Duties of a Maryland Guardian

The guardian’s duties depend on the type of guardianship proceeding that has been initiated. Guardian of a person is the individual that is required to make healthcare, living and education decisions for the minor child. These may include providing food, clothing, housing and daily activities, such as taking a child to school or taking them to healthcare appointments. This would include ensuring that the ward has adequate food—whether that means arranging a program like Meals on Wheels or ensuring that groceries are being delivered. Also, the guardian would need to provide for social activity. This could involve acting as a companion or just checking in to ensure that the person is doing well. It involves arranging for the ward to be driven to medical appointments or driving the ward to medical appointments yourself. The duties are slightly different for a guardian of the property.

The guardian of the property is often responsible for paying for all of the services. The guardian of the property is usually responsible for using the ward’s funds to pay for medical bills, to pay for food, to pay for the companion care, to invest the ward’s assets, to pay the taxes of the ward, to prepare and file the income taxes of the ward, and, generally, to make financial and legal decisions on behalf of the ward rather than medical decisions. This involves record keeping of all expenses, including all of the child’s expenses, paying and providing for the child’s care, providing the funding for food, education, or clothing and also continued court reporting that reflect the expenditures that have been made. Ask a Maryland guardianship attorney if you are interested in becoming a guardian or want to know more about the duties related to becoming a guardian.
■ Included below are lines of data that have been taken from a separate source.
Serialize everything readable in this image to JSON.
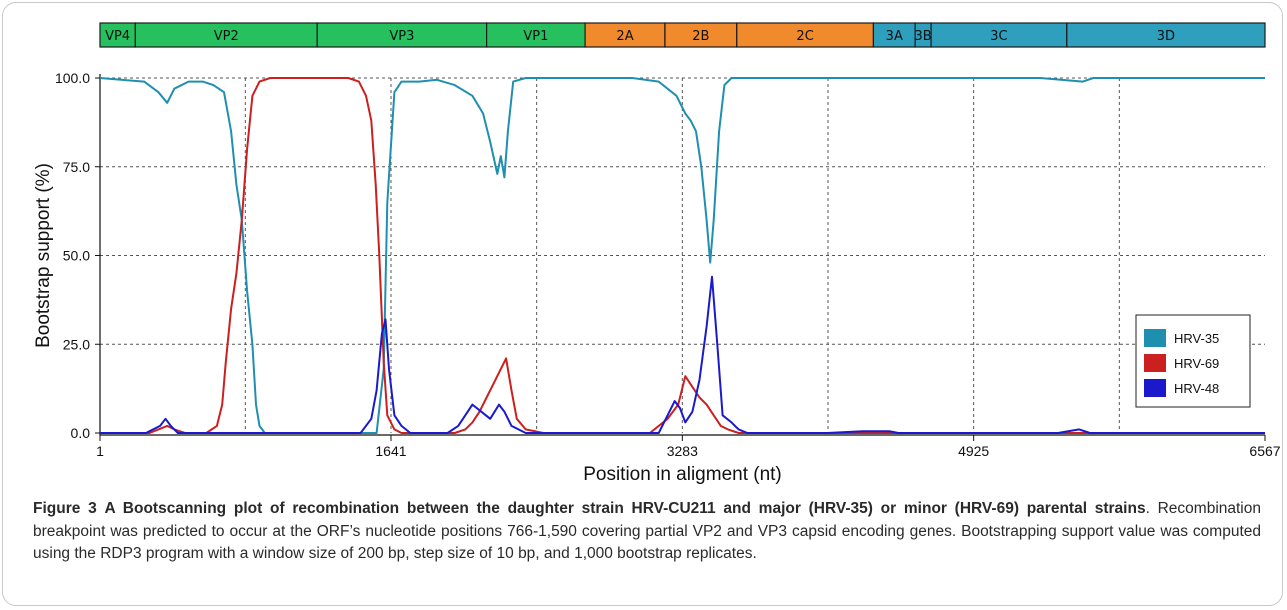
{
  "chart_data": {
    "type": "line",
    "xlabel": "Position in aligment (nt)",
    "ylabel": "Bootstrap support (%)",
    "xlim": [
      1,
      6567
    ],
    "ylim": [
      0,
      100
    ],
    "xticks": [
      1,
      1641,
      3283,
      4925,
      6567
    ],
    "xtick_labels": [
      "1",
      "1641",
      "3283",
      "4925",
      "6567"
    ],
    "yticks": [
      0,
      25,
      50,
      75,
      100
    ],
    "ytick_labels": [
      "0.0",
      "25.0",
      "50.0",
      "75.0",
      "100.0"
    ],
    "vgrid": [
      820,
      1641,
      2462,
      3283,
      4104,
      4925,
      5746
    ],
    "grid": true,
    "legend_position": "right",
    "genome_regions": [
      {
        "name": "VP4",
        "start": 1,
        "end": 200,
        "color": "#27c05f"
      },
      {
        "name": "VP2",
        "start": 200,
        "end": 1225,
        "color": "#27c05f"
      },
      {
        "name": "VP3",
        "start": 1225,
        "end": 2180,
        "color": "#27c05f"
      },
      {
        "name": "VP1",
        "start": 2180,
        "end": 2735,
        "color": "#27c05f"
      },
      {
        "name": "2A",
        "start": 2735,
        "end": 3185,
        "color": "#f08a2c"
      },
      {
        "name": "2B",
        "start": 3185,
        "end": 3590,
        "color": "#f08a2c"
      },
      {
        "name": "2C",
        "start": 3590,
        "end": 4360,
        "color": "#f08a2c"
      },
      {
        "name": "3A",
        "start": 4360,
        "end": 4595,
        "color": "#2e9fbd"
      },
      {
        "name": "3B",
        "start": 4595,
        "end": 4685,
        "color": "#2e9fbd"
      },
      {
        "name": "3C",
        "start": 4685,
        "end": 5450,
        "color": "#2e9fbd"
      },
      {
        "name": "3D",
        "start": 5450,
        "end": 6567,
        "color": "#2e9fbd"
      }
    ],
    "series": [
      {
        "name": "HRV-35",
        "color": "#1f8fb0",
        "points": [
          [
            1,
            100
          ],
          [
            120,
            99.5
          ],
          [
            250,
            99
          ],
          [
            330,
            96
          ],
          [
            380,
            93
          ],
          [
            420,
            97
          ],
          [
            500,
            99
          ],
          [
            580,
            99
          ],
          [
            640,
            98
          ],
          [
            700,
            96
          ],
          [
            740,
            85
          ],
          [
            770,
            70
          ],
          [
            800,
            60
          ],
          [
            830,
            40
          ],
          [
            860,
            25
          ],
          [
            880,
            8
          ],
          [
            900,
            2
          ],
          [
            930,
            0
          ],
          [
            1000,
            0
          ],
          [
            1560,
            0
          ],
          [
            1600,
            18
          ],
          [
            1620,
            65
          ],
          [
            1660,
            96
          ],
          [
            1700,
            99
          ],
          [
            1800,
            99
          ],
          [
            1900,
            99.5
          ],
          [
            2000,
            98
          ],
          [
            2100,
            95
          ],
          [
            2160,
            90
          ],
          [
            2200,
            82
          ],
          [
            2240,
            73
          ],
          [
            2260,
            78
          ],
          [
            2280,
            72
          ],
          [
            2300,
            85
          ],
          [
            2330,
            99
          ],
          [
            2400,
            100
          ],
          [
            2600,
            100
          ],
          [
            2800,
            100
          ],
          [
            3000,
            100
          ],
          [
            3150,
            99
          ],
          [
            3250,
            95
          ],
          [
            3300,
            90
          ],
          [
            3330,
            88
          ],
          [
            3360,
            85
          ],
          [
            3390,
            75
          ],
          [
            3420,
            60
          ],
          [
            3440,
            48
          ],
          [
            3460,
            60
          ],
          [
            3490,
            85
          ],
          [
            3520,
            98
          ],
          [
            3560,
            100
          ],
          [
            3800,
            100
          ],
          [
            4200,
            100
          ],
          [
            4700,
            100
          ],
          [
            5300,
            100
          ],
          [
            5540,
            99
          ],
          [
            5600,
            100
          ],
          [
            6000,
            100
          ],
          [
            6567,
            100
          ]
        ]
      },
      {
        "name": "HRV-69",
        "color": "#cc1f1f",
        "points": [
          [
            1,
            0
          ],
          [
            280,
            0
          ],
          [
            330,
            1
          ],
          [
            380,
            2
          ],
          [
            420,
            1
          ],
          [
            480,
            0
          ],
          [
            560,
            0
          ],
          [
            600,
            0
          ],
          [
            660,
            2
          ],
          [
            690,
            8
          ],
          [
            710,
            20
          ],
          [
            740,
            35
          ],
          [
            770,
            45
          ],
          [
            800,
            60
          ],
          [
            830,
            80
          ],
          [
            860,
            95
          ],
          [
            900,
            99
          ],
          [
            960,
            100
          ],
          [
            1400,
            100
          ],
          [
            1460,
            99
          ],
          [
            1500,
            95
          ],
          [
            1530,
            88
          ],
          [
            1555,
            70
          ],
          [
            1575,
            50
          ],
          [
            1600,
            20
          ],
          [
            1620,
            5
          ],
          [
            1660,
            1
          ],
          [
            1700,
            0
          ],
          [
            2000,
            0
          ],
          [
            2060,
            1
          ],
          [
            2100,
            3
          ],
          [
            2140,
            6
          ],
          [
            2180,
            10
          ],
          [
            2220,
            14
          ],
          [
            2260,
            18
          ],
          [
            2290,
            21
          ],
          [
            2320,
            12
          ],
          [
            2350,
            4
          ],
          [
            2400,
            1
          ],
          [
            2500,
            0
          ],
          [
            3100,
            0
          ],
          [
            3200,
            4
          ],
          [
            3260,
            8
          ],
          [
            3300,
            16
          ],
          [
            3340,
            13
          ],
          [
            3380,
            10
          ],
          [
            3420,
            8
          ],
          [
            3460,
            5
          ],
          [
            3500,
            2
          ],
          [
            3540,
            1
          ],
          [
            3600,
            0
          ],
          [
            4600,
            0
          ],
          [
            5500,
            0
          ],
          [
            6567,
            0
          ]
        ]
      },
      {
        "name": "HRV-48",
        "color": "#1a1acc",
        "points": [
          [
            1,
            0
          ],
          [
            260,
            0
          ],
          [
            300,
            1
          ],
          [
            340,
            2
          ],
          [
            370,
            4
          ],
          [
            400,
            2
          ],
          [
            440,
            0
          ],
          [
            1470,
            0
          ],
          [
            1530,
            4
          ],
          [
            1560,
            12
          ],
          [
            1590,
            28
          ],
          [
            1610,
            32
          ],
          [
            1630,
            18
          ],
          [
            1660,
            5
          ],
          [
            1700,
            2
          ],
          [
            1750,
            0
          ],
          [
            1960,
            0
          ],
          [
            2020,
            2
          ],
          [
            2060,
            5
          ],
          [
            2100,
            8
          ],
          [
            2150,
            6
          ],
          [
            2200,
            4
          ],
          [
            2250,
            8
          ],
          [
            2280,
            6
          ],
          [
            2320,
            2
          ],
          [
            2400,
            0
          ],
          [
            3150,
            0
          ],
          [
            3200,
            5
          ],
          [
            3240,
            9
          ],
          [
            3270,
            7
          ],
          [
            3300,
            3
          ],
          [
            3340,
            6
          ],
          [
            3380,
            15
          ],
          [
            3420,
            30
          ],
          [
            3450,
            44
          ],
          [
            3480,
            25
          ],
          [
            3510,
            5
          ],
          [
            3560,
            3
          ],
          [
            3600,
            1
          ],
          [
            3650,
            0
          ],
          [
            4100,
            0
          ],
          [
            4300,
            0.5
          ],
          [
            4450,
            0.5
          ],
          [
            4500,
            0
          ],
          [
            5400,
            0
          ],
          [
            5520,
            1
          ],
          [
            5580,
            0
          ],
          [
            6567,
            0
          ]
        ]
      }
    ]
  },
  "caption": {
    "label": "Figure 3",
    "title": "A Bootscanning plot of recombination between the daughter strain HRV-CU211 and major (HRV-35) or minor (HRV-69) parental strains",
    "punct": ".",
    "body": " Recombination breakpoint was predicted to occur at the ORF’s nucleotide positions 766-1,590 covering partial VP2 and VP3 capsid encoding genes. Bootstrapping support value was computed using the RDP3 program with a window size of 200 bp, step size of 10 bp, and 1,000 bootstrap replicates."
  }
}
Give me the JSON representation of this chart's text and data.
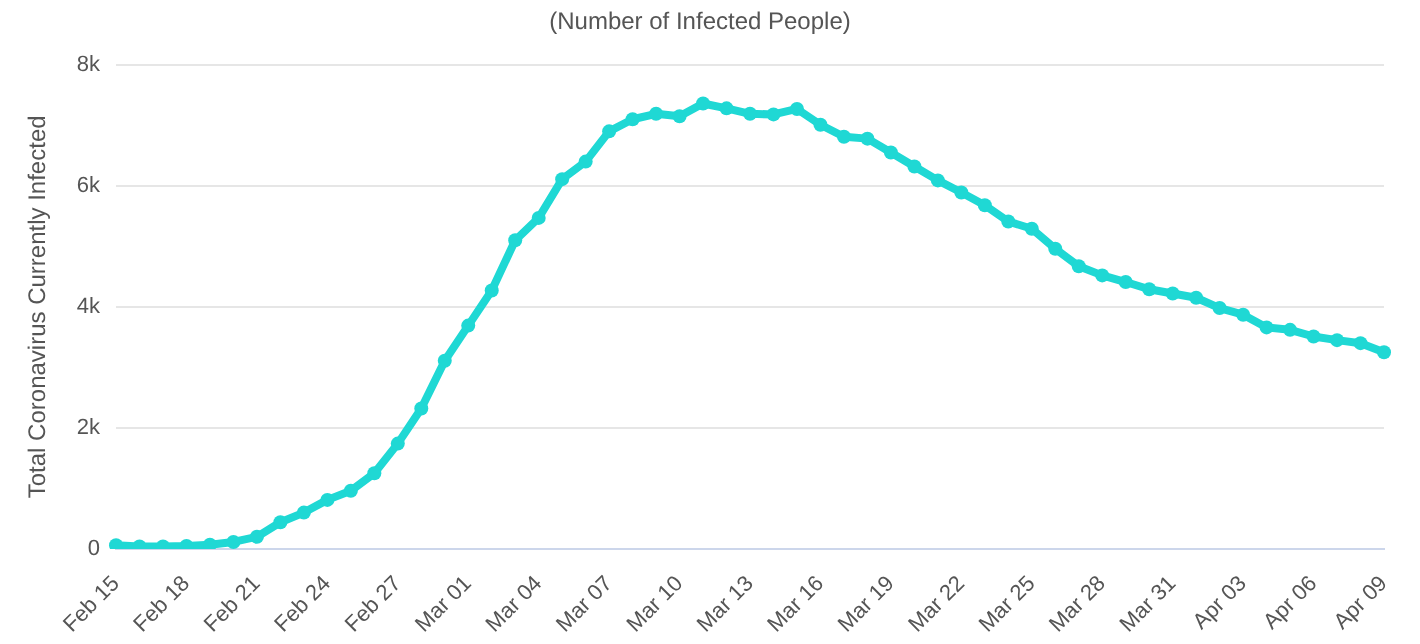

Deciding on the Issues Pertaining to the Ward or Incapacitated Person

In the best case scenario, the guardian and ward can discuss the wishes of the ward. The guardian can make decisions that are based on either the wishes of the ward or a previous pattern of decision making during the ward’s prior time of capacity. However, the guardian will make these decisions based on what’s in the best interest of the ward generally. Therefore, a Maryland guardian’s decisions may not always reflect the current will of the ward but it is something that is in the ward’s best interest.

If the minor has special needs or disabilities that certainly could result in an additional burden on the guardian. In some cases, the determination of whether a guardian is qualified or even able to meet those special needs will be issues that the judge reviews when determining the guardian.

A guardian is not bound to use previously established values, but certainly in situations where a guardian has been nominated by parents prior to death or prior to their own incapacity, it is possible that the guardian chooses to continue to raise the child the in values that were establish by his or her parents.

A guardian, without further instruction, or requirement, or limitations by the court, may not be obligated to adhere to religious or cultural restrictions. However, a guardian’s ability to adhere to their cultural religious restrictions may serve as an important factor on the court’s appointment of that guardian in the best interest of the child.

The best interest of the child is the standard that the court uses to review the guardian’s actions and the guardian should take the same approach. In cases where a guardian is not another parent, the parents will have a conversation about how they would wish their child to be raised in their absence, so that the guardian can continue to use that guidance throughout the term of raising the child.

Principles of How a Maryland Guardian Fulfills Duties

It depends on if someone is appointed guardian of the person or guardian of the property. A guardian of the person has a broad standard for fulfilling the needs of the ward—whether that is making healthcare decisions or providing for clothing, food, or entertainment. It is a pretty broad responsibility based on the individual needs of the ward.

For the guardian of the property, the standard is whether the guardian managed all of the ward’s financial and legal affairs in the same prudent way that the guardian would manage his or her own financial and legal affairs. This includes showing that all bills have been paid from the ward’s money and showing that investments are made or managed. To be clear, a guardian of the property should not comingle his personal funds with the funds of a ward.

A guardian of property makes sure that all funds due to the ward have been collected and deposited into the ward’s accounts. A guardian of the property must also file the income tax returns for the ward on the ward’s behalf, provide funding for food, clothing, social opportunities, and medical care based on the ward’s specific needs, and, of course, take into account the amount of the ward’s assets.

The actions of guardians are reviewed annually or semi annually by the court. If the court determines that a guardian is not fulfilling his or her duties, then the court may remove the guardian and seek the appointment of another guardian who would be in the best interest of the child.

An attorney can assist the guardian by advising him or her of his duties and fiduciary obligations. An attorney may also assist a guardian with the preparation of the required reports that are due to the court.